The Sewall Brown Co. was one of those easy-to-prune ideas. [Horrible pun completely unintended, I swear.] Sewall Brown collected apricot kernels from the local farmers, drying yards, and canneries; they were processed and sent to Europe for sweets and baking. Others were in the same game; even Del Monte Plant #3 had a portion of the plant to handle this valuable by-product. Brown's warehouse was on the Winchester Road just north of Vasona Junction - about where Highway 85 and the Netflix offices are now located. One of the Vasona Junction photos in Railroads of Los Gatos shows the buildings in the far distance.
From a model railroad standpoint, it's less of a draw. The industry location was in a stretch between towns, so it either needs to take the conceptual space of a full town, or needs to be shoehorned in between Campbell and Vasona Junction, and removes some of the distance and emptiness along the route. Sewall Brown is also probably a low-traffic industry; I can imagine it having a hard time filling one car a month, let alone one car a day. For an operating model railroad, an empty spur is at best scenery, and wasting a few feet of layout on that scenery might not always be appropriate. (I find it interesting the painting shows two cars being retrieved on a rainy winter day - would that have ever really happened?)
So Sewall Brown was struck from the layout. Every now and then, I think about adding it back into the area around Vasona Junction, but that stretch from Campbell to Los Gatos really needs to be wall-to-wall orchards, so the apricot pit processor loses.
I was doing some searches on Sewall Brown tonight hoping to find some photos of the Vasona Junction area, and found Mr. Brown's biography transcribed online. One of the interesting facts in that article is the tidbit:
Sewall S. Brown attended the grammar and high schools of San Jose and afterward became a student at Stanford University. After completing his education he became connected with the San Jose Water Works and then secured a position as field representative with the California Seed Growers' Association, with which he remained until June 1, 1921, when he came to Los Gatos as superintendent of plant No. 7 of the California Prune & Apricot Growers' Association. He has a comprehensive understanding of the work in which he is engaged and is seeking in every way possible to advance the interests of his employers, who thoroughly appreciate his services.California Prune and Apricot Growers' Association is better known to you frequent readers of the blog as Sunsweet, which also had operations in downtown Campbell, on Lincoln Avenue in San Jose, and elsewhere in the Valley. I hadn't heard of a Sunsweet packing house in Los Gatos, but the
list of Sunsweet packers in 1920 I presented back in December showed that there was a Los Gatos/Vasona packing house at that time.

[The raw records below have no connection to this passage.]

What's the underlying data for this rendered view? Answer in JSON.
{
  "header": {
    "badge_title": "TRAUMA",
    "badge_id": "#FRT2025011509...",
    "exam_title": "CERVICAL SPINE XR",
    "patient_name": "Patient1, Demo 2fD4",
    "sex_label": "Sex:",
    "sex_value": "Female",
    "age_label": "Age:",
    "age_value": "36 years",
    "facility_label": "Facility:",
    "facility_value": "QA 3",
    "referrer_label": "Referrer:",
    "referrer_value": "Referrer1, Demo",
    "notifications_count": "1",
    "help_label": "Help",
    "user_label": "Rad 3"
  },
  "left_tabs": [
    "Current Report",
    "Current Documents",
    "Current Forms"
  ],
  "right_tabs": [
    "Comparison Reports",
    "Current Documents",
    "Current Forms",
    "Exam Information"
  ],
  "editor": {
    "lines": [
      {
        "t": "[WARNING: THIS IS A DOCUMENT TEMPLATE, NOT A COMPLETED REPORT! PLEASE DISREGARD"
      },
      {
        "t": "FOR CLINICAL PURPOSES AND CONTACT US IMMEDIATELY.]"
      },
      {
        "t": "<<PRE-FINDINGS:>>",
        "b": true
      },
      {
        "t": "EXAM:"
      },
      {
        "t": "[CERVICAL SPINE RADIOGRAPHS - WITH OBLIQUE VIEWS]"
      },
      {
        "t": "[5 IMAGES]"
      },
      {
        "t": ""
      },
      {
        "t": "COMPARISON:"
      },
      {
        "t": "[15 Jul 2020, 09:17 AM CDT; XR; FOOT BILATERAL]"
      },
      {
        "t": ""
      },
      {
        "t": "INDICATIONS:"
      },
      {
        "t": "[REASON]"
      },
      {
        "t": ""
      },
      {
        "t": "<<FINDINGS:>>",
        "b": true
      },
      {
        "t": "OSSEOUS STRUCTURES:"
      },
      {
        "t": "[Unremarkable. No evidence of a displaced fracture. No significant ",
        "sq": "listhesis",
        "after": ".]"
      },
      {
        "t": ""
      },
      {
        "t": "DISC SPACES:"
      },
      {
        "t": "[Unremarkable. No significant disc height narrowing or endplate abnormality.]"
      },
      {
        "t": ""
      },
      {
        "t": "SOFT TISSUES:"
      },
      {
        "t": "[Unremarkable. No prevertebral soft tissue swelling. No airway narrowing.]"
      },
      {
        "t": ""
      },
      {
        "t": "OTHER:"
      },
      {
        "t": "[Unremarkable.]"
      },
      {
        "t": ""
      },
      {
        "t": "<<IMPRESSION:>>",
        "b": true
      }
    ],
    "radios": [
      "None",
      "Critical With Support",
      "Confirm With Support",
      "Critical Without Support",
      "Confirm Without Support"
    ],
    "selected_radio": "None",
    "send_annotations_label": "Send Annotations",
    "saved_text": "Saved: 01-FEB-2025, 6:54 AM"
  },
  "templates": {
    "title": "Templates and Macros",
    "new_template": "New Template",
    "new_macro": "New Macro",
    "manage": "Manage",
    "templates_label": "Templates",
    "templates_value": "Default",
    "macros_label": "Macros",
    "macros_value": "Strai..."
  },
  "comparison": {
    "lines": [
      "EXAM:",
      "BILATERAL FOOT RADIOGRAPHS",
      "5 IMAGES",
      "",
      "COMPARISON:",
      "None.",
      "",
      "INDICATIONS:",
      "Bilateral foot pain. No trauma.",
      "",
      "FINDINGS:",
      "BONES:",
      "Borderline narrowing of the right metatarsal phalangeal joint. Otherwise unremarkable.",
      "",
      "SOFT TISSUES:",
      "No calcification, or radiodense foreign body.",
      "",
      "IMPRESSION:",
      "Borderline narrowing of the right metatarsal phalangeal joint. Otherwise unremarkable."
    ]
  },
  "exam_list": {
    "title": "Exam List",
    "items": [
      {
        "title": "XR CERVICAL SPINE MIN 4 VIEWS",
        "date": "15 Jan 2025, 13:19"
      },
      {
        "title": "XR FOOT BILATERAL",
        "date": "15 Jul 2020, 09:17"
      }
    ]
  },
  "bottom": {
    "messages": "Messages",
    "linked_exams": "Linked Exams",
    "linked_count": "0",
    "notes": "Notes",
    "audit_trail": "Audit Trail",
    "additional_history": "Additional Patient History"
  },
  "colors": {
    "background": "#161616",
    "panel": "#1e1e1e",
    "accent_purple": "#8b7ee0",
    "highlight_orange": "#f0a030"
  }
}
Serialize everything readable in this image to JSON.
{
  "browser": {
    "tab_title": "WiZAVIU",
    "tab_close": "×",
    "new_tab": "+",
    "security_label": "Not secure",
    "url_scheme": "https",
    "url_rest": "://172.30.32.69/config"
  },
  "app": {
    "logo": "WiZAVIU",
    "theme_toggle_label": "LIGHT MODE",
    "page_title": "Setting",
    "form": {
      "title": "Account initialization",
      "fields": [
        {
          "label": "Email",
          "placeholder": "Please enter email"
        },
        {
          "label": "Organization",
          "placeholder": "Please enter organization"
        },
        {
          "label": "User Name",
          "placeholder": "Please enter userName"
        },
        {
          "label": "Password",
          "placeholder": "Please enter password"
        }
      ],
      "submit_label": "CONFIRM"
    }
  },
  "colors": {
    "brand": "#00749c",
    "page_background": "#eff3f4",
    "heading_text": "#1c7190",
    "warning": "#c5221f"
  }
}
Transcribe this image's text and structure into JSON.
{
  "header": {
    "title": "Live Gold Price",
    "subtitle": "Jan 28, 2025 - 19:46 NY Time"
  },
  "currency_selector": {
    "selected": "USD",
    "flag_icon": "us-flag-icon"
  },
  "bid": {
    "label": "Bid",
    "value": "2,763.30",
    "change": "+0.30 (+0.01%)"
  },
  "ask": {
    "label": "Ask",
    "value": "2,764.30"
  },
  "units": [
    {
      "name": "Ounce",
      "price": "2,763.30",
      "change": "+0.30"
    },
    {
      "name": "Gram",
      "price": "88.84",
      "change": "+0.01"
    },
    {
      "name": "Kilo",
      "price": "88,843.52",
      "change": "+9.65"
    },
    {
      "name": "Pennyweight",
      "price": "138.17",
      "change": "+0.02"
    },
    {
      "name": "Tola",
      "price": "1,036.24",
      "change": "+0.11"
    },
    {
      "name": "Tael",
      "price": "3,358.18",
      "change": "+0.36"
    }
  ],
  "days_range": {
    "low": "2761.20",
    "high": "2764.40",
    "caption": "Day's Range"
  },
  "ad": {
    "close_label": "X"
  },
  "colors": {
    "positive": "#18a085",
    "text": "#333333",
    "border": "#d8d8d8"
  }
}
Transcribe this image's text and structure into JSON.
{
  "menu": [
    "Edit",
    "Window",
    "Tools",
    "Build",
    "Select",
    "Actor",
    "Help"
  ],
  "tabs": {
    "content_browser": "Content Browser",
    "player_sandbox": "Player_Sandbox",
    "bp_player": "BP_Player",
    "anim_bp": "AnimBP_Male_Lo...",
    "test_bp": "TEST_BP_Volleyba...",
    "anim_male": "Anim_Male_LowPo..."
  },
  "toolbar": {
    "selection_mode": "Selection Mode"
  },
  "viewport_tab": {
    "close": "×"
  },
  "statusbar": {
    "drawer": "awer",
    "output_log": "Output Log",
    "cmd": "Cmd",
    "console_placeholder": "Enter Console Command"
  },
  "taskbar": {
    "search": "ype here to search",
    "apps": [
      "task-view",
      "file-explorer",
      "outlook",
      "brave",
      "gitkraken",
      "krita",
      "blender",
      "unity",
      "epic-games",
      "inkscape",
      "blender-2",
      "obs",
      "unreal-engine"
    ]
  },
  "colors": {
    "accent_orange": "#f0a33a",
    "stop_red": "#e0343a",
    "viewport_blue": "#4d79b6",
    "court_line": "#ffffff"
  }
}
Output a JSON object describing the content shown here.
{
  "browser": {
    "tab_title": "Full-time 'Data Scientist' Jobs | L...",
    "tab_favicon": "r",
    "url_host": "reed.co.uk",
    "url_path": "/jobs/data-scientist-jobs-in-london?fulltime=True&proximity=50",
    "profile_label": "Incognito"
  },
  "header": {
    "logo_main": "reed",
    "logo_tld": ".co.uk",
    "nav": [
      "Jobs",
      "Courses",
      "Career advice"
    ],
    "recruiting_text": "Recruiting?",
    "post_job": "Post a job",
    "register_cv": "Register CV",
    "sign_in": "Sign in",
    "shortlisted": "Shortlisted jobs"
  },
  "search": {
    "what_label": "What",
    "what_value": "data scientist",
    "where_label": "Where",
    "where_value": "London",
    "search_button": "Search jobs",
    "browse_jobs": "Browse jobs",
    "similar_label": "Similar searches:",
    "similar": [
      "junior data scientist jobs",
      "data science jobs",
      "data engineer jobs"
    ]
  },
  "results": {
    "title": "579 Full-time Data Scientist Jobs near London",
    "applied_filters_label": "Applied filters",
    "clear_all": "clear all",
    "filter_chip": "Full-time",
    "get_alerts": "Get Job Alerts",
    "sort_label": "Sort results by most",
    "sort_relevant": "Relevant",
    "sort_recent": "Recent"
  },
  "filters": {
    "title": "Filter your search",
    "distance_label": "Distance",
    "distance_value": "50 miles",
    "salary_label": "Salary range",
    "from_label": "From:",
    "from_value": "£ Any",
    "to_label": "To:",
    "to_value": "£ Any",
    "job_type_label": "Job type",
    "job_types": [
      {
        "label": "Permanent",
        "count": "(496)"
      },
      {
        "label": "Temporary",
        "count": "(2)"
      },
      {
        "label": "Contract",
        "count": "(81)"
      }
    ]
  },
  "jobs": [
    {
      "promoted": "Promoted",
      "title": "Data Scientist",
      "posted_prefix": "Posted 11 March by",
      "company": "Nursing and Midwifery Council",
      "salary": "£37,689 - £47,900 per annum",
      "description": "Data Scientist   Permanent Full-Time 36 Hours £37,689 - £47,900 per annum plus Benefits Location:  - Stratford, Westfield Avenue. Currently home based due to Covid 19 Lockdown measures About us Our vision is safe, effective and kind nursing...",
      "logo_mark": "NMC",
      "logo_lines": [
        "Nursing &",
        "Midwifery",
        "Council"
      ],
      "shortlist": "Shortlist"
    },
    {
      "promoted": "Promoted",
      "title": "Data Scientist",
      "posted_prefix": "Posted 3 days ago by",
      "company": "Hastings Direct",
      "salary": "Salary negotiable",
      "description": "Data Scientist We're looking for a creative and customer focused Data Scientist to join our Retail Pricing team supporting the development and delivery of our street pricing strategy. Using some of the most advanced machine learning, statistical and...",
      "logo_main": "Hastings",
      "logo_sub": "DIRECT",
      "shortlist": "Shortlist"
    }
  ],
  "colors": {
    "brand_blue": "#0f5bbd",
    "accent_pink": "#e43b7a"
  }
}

I'd bet that the Sewall Brown Co. warehouse at Vasona Junction was actually the Sunsweet packing house, and Mr. Brown took over the property when Sunsweet realized that having two packing plants within a couple miles of each other was inefficient. I can't find any mention of the Vasona packing house in The Sunsweet Story, so proving that Sewall Brown had been yet-another-Sunsweet packing house will require a bit of rummaging in city directories.
Off to ancestry.com and the San Jose Library to poke through musty city directories!
(Additional note: The Santa Clara County Fire Department collection of historical photos says that the Sewall Brown plant burned down in September, 1955.)
[Both images from History Los Gatos. I think the painting was done by Michael Kotowski, and appears in Bruce MacGregor's "South Pacific Coast: A Centennial", and I seem to remember seeing it in an Orchard Supply catalog at least a decade ago as well.]